解决多实例执行任务时的并发控制
背景
进程内锁,synchronized、lock对象,无法解决进程间、实例间的并发控制
方案
基于DB
- 锁表,基于唯一键
加锁:INSERT INTO database_lock(resource, description) VALUES (1, 'lock');
解锁:DELETE FROM database_lock WHERE resource=1;
简单但不可靠,没有锁清理机制
- 悲观锁,基于事务,先起事务获取锁,执行动作,最后事务提交自动释放锁
Mysql:select…for update
基于事务,字段必须走索引才会用到行锁,否则会锁表,影响其他并发逻辑
- 乐观锁,使用字段版本号和状态
加锁:获取当前值并记录版本号,检查状态,更新版本号+1和状态ing,条件是原版本号没变
解锁:更新状态完成即可
增加版本号字段,加锁时需要考虑锁超时,解锁时需要避免影响其他并发逻辑
无法解决ABA问题
基于中间件
- Redis
- ZK
基于唯一key抢占逻辑,附带超时机制
应用
基于DB,乐观锁
表结构
- 任务名字task_name做唯一索引
- 乐观锁,增加版本号version字段
- task_status记录任务状态,用来检查任务冲突
- update_time更新时间,用来检查锁超时
CREATE TABLE IF NOT EXISTS `distribute_task_lock` (
`task_name` varchar(512) CHARACTER SET utf8 COLLATE utf8_general_ci NOT NULL,
`task_status` varchar(255) CHARACTER SET utf8 COLLATE utf8_general_ci NOT NULL,
`version` bigint(20) NOT NULL,
`update_time` bigint(20) NOT NULL,
`start_time` bigint(20) NOT NULL,
`finish_time` bigint(20) NULL DEFAULT NULL,
PRIMARY KEY (`task_name`) USING BTREE
) ENGINE = InnoDB CHARACTER SET = utf8 COLLATE = utf8_general_ci ROW_FORMAT = Dynamic;
获取锁
public Long lock(String taskName, long taskTimeout) {
......
// 1. 获取锁对象,无锁时自带创建锁内容
DistributeTaskLock distTask = getOrCreateTask(taskName);
if (distTask == null) {
log.error("can not found task {} from DB", taskName);
return null;
}
try {
// 2. 超时判断,条件:运行中&未超时
long currentTime = System.currentTimeMillis();
if (DistributedTaskStatusEnum.RUNNING.name().equals(distTask.getTaskStatus())) {
if ((currentTime - distTask.getUpdateTime()) < taskTimeout) {
log.info("task {} is in running status, the task may has been started in other node.", taskName);
return null;
} else {
log.warn("task {} timeout, continue to lock", taskName);
}
}
// 3. 获取成功时,基于原版本号更新版本号自加1,状态改为运行中
if (updateVersion(distTask, currentTime)) {
// successfully lock
log.info("task {} lock, ready to run.", distTask.getTaskName());
return distTask.getVersion() + 1;
}
log.info("task {} lock failed, may has been started at other node.", distTask.getTaskName());
} catch (Exception e) {
log.error("get lock for task {} failed: {}", taskName, e);
}
return null;
}
返回锁版本号
释放锁
public void unlock(String taskName, Long version) {
......
// 1. 获取锁信息
DistributeTaskLock distTask = getOrCreateTask(taskName);
if (distTask == null) {
log.warn("can not found task {} from DB", taskName);
return;
}
try {
// 2. 更新锁状态,版本号自加1,状态改为完成
// version cycle
Long ver = version > Long.MAX_VALUE - 100 ? 0L : version;
LambdaUpdateWrapper<DistributeTaskLock> updateWrapper = new LambdaUpdateWrapper<>();
updateWrapper.eq(DistributeTaskLock::getTaskName, taskName)
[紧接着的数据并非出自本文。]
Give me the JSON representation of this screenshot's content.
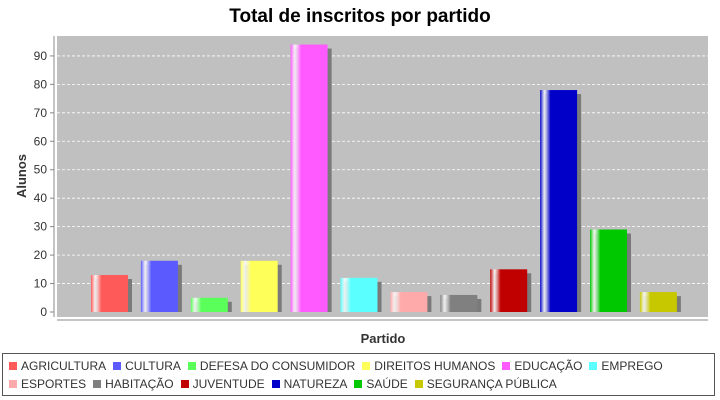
{
  "chart_data": {
    "type": "bar",
    "title": "Total de inscritos por partido",
    "xlabel": "Partido",
    "ylabel": "Alunos",
    "ylim": [
      0,
      97
    ],
    "yticks": [
      0,
      10,
      20,
      30,
      40,
      50,
      60,
      70,
      80,
      90
    ],
    "grid": true,
    "legend_position": "bottom",
    "series": [
      {
        "name": "AGRICULTURA",
        "value": 13,
        "color": "#ff5a5a"
      },
      {
        "name": "CULTURA",
        "value": 18,
        "color": "#5a5aff"
      },
      {
        "name": "DEFESA DO CONSUMIDOR",
        "value": 5,
        "color": "#5aff5a"
      },
      {
        "name": "DIREITOS HUMANOS",
        "value": 18,
        "color": "#ffff5a"
      },
      {
        "name": "EDUCAÇÃO",
        "value": 94,
        "color": "#ff5aff"
      },
      {
        "name": "EMPREGO",
        "value": 12,
        "color": "#5affff"
      },
      {
        "name": "ESPORTES",
        "value": 7,
        "color": "#ffaaaa"
      },
      {
        "name": "HABITAÇÃO",
        "value": 6,
        "color": "#808080"
      },
      {
        "name": "JUVENTUDE",
        "value": 15,
        "color": "#c00000"
      },
      {
        "name": "NATUREZA",
        "value": 78,
        "color": "#0000c8"
      },
      {
        "name": "SAÚDE",
        "value": 29,
        "color": "#00c800"
      },
      {
        "name": "SEGURANÇA PÚBLICA",
        "value": 7,
        "color": "#c8c800"
      }
    ]
  }
}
.eq(DistributeTaskLock::getVersion, version)
.set(DistributeTaskLock::getVersion, ver)
.set(DistributeTaskLock::getTaskStatus, DistributedTaskStatusEnum.FINISH.name())
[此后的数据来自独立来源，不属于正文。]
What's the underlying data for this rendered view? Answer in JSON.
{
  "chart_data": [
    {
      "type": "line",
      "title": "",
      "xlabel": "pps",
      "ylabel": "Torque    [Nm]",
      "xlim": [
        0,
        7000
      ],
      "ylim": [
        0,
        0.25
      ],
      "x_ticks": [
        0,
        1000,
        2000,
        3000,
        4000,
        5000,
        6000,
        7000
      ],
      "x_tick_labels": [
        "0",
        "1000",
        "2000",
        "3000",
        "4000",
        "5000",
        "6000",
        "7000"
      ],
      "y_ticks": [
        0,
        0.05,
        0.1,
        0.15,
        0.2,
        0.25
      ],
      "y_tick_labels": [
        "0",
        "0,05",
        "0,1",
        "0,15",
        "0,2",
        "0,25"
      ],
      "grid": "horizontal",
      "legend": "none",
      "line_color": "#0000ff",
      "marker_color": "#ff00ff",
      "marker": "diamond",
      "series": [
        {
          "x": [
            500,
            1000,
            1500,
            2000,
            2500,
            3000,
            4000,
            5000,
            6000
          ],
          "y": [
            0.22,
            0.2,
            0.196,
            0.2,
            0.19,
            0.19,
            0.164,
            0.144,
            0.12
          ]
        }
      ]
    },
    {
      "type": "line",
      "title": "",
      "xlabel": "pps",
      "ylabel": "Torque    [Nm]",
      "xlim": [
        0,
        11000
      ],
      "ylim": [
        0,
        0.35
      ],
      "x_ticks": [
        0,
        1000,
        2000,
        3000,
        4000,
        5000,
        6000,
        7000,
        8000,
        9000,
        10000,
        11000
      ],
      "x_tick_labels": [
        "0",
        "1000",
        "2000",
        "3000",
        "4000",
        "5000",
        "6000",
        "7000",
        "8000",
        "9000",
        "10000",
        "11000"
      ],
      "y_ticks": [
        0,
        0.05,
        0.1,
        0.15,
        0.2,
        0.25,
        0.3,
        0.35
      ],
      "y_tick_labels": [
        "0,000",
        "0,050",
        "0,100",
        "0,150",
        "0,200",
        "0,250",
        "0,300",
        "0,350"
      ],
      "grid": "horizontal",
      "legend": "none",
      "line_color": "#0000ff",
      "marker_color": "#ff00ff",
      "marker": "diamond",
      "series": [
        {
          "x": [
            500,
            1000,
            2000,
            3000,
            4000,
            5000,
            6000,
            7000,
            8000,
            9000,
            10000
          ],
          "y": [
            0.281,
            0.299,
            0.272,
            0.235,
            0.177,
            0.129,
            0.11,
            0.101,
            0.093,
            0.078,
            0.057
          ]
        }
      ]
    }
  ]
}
.set(DistributeTaskLock::getFinishTime, System.currentTimeMillis());
distributedTaskLockService.update(updateWrapper);
log.info("task {} finished, lock released", taskName);
} catch (Exception e) {
log.error("release task {} failed: {}", taskName, e);
}
}
使用
// 1. 获取分布式锁,支持设置超时时间参数
Long version = distributedTaskLockUtil.lock(taskName);
// 2. 判断锁是否获取成功
if (ObjectUtils.isEmpty(version)) {
return AppResponse.buildFailed(AppExceptionEnum.FAILED,
AppExceptionEnum.FAILED.getCode(),
"task {} is in running status, the task may has been started in other node.", taskName);
}
try {
// 3. 执行业务逻辑
......
} finally {
// 4. 释放锁
distributedTaskLockUtil.unlock(taskName, version);
}
- 任务名taskName全局唯一
- 获取锁,可设置超时时间,默认超时600s,超时后可被其他地方锁定
- 释放锁,仅释放获取到的锁,不影响其他地方获取的锁,必须放到finally块中